Katarzyna Chrzanowska (born 11 October 1963) is a Polish film and television actress.

==Early life and education==
After graduation from Joachim Lelewel High School in Warsaw, Chrzanowska studied at Aleksander Zelwerowicz National Academy of Dramatic Art in Warsaw where she graduated in 1986.

==Career==
In 1987, Chrzanowska received the Medal of Young Art and at Opole Theater Confrontations, she made her stage debut in the role of Alicja in Witold Gombrowicz's Virginity and also performed on the stage of Teatr Nowy in Poznań, with which she was associated in 1986–1987. After one year of working in the theater, she received a scholarship to the Conservatoire National Superieur d'Art Dramatique in Paris, where she graduated in 1988.

After making her television debut in the TV series Żuraw i czapla (1985), Chrzanowska made her first feature film debut in the role of Róża in Cudzannieka, a psychological film based on the novel of the same name by Maria Kuncewiczowa (1986), opposite Ewa Wiśniewska. Then she portrayed a high school student Irena in the adventure film Harley's Tale (1987) with Jan Jankowski and Leszek Teleszyński.

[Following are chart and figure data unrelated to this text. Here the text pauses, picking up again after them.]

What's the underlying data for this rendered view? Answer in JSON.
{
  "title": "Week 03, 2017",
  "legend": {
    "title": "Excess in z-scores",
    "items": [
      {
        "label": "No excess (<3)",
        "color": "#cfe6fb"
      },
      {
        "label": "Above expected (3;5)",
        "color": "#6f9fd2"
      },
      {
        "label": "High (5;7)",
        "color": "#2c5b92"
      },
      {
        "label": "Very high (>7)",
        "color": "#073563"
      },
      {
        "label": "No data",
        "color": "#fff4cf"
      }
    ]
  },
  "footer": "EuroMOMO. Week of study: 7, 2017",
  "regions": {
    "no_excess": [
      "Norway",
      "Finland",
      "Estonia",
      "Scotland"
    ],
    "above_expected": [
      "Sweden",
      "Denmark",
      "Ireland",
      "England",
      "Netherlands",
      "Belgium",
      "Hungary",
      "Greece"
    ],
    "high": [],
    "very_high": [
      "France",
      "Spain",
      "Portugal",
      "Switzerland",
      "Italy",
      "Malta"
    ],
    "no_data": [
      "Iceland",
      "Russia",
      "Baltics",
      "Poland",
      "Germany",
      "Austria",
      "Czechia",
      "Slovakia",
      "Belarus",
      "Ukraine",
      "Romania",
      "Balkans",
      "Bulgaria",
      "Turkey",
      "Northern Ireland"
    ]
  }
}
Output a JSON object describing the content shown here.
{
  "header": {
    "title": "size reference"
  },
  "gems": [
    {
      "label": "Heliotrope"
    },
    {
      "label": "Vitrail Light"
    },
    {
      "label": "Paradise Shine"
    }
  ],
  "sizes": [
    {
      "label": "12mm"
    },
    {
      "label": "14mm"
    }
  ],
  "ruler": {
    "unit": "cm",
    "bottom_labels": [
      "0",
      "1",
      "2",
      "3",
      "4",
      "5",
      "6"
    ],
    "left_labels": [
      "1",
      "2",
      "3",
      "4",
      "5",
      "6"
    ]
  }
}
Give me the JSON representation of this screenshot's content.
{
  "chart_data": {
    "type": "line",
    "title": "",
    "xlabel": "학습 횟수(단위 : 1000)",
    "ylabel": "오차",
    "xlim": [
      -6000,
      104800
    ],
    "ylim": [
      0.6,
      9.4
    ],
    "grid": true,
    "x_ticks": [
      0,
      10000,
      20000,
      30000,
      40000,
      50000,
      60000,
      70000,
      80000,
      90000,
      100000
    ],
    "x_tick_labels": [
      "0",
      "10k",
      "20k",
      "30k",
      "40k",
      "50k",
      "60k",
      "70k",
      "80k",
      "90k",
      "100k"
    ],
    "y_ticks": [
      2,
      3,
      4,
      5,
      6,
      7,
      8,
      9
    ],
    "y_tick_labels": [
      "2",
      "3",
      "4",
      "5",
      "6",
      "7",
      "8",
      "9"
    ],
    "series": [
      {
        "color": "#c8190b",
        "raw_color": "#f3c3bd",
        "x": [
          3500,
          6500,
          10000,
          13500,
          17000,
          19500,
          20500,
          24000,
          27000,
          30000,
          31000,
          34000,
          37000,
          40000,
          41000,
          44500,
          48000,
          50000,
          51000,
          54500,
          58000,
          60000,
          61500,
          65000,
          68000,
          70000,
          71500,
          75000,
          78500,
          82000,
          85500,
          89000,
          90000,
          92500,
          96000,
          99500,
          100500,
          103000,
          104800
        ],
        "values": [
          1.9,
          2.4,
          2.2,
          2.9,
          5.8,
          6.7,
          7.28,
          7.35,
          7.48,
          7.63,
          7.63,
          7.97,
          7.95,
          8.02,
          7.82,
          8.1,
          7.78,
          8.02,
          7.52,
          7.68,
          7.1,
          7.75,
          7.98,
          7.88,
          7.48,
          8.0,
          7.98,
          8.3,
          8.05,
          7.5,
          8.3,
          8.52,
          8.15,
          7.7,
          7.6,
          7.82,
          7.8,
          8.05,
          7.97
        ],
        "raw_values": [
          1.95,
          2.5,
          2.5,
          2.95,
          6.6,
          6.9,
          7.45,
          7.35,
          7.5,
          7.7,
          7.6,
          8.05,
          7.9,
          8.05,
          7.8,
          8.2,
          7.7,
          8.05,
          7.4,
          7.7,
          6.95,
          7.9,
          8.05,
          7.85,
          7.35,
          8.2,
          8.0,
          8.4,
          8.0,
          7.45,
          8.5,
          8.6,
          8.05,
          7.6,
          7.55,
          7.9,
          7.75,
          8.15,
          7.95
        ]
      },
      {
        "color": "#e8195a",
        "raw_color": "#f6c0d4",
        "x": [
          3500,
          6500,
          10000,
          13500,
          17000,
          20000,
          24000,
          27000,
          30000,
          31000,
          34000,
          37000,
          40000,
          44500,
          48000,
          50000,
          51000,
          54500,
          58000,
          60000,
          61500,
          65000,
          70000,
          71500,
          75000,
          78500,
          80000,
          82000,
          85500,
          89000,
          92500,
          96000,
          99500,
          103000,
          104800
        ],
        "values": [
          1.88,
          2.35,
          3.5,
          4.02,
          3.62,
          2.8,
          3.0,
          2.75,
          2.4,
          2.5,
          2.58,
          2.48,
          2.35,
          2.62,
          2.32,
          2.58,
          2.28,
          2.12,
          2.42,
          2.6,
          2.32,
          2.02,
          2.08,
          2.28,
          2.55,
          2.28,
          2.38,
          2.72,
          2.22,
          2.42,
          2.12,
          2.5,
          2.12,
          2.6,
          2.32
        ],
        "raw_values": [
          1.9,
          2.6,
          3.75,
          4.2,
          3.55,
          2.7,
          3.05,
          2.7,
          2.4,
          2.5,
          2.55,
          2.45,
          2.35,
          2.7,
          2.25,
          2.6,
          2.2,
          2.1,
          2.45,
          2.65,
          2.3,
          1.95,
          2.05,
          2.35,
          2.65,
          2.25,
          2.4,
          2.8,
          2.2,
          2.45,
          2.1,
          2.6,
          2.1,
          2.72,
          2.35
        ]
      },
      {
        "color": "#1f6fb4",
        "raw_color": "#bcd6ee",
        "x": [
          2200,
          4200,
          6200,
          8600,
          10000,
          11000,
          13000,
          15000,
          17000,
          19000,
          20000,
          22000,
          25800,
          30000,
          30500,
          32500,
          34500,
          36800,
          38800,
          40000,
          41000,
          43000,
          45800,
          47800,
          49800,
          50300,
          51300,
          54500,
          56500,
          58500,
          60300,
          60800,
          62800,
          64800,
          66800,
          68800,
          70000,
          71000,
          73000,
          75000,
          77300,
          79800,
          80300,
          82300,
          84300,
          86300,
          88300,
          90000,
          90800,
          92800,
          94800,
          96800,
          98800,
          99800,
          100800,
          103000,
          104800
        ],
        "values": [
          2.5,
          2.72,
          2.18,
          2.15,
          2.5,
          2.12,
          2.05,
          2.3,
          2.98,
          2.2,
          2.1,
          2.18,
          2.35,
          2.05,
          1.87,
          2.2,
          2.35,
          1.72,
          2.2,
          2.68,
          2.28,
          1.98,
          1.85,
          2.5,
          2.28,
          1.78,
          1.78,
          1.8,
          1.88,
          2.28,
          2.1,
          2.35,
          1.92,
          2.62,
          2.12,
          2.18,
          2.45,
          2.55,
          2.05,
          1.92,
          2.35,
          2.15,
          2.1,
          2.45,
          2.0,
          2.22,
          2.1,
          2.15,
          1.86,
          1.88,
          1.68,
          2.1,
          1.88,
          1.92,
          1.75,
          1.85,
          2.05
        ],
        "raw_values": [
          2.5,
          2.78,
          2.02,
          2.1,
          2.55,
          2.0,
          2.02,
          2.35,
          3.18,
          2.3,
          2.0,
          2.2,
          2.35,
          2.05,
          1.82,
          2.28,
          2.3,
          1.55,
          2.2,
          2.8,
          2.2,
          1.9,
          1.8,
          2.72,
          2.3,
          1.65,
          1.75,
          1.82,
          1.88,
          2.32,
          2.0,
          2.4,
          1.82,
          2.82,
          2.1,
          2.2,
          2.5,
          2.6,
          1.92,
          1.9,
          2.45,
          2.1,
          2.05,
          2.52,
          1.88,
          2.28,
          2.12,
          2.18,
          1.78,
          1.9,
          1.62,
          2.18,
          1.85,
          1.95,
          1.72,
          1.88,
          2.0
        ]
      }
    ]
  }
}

Her role of Ewa Werner in the Polsat series Adam i Ewa (2000–2001) brought her popularity in Poland, where she formed a power couple with Waldemar Goszcz; after the broadcast, these two actors were still associated with each other by the press and the media. Chrzanowska has also appeared on talk shows, such as Rozmowy w toku. In 2007, she starred as a gardener in an advertisement for DiFortan. Chrzanowska starred in the soap opera Pierwsza miłość in 2010. Five years later, she reappeared on television in the series True Law as a judge.

==Personal life==
In 1989, Chrzanowska met her future husband, Piotr Niemkiewicz, the owner of a company dealing with the conservation of monuments. From this marriage they had twin daughters Stefania and Celina born in 1993. Her husband drowned while diving during a family vacation in Crete in 2002. After Niemkiewicz's death, in 2003, she returned to Paris, where she started running her late husband's company and raising her daughters.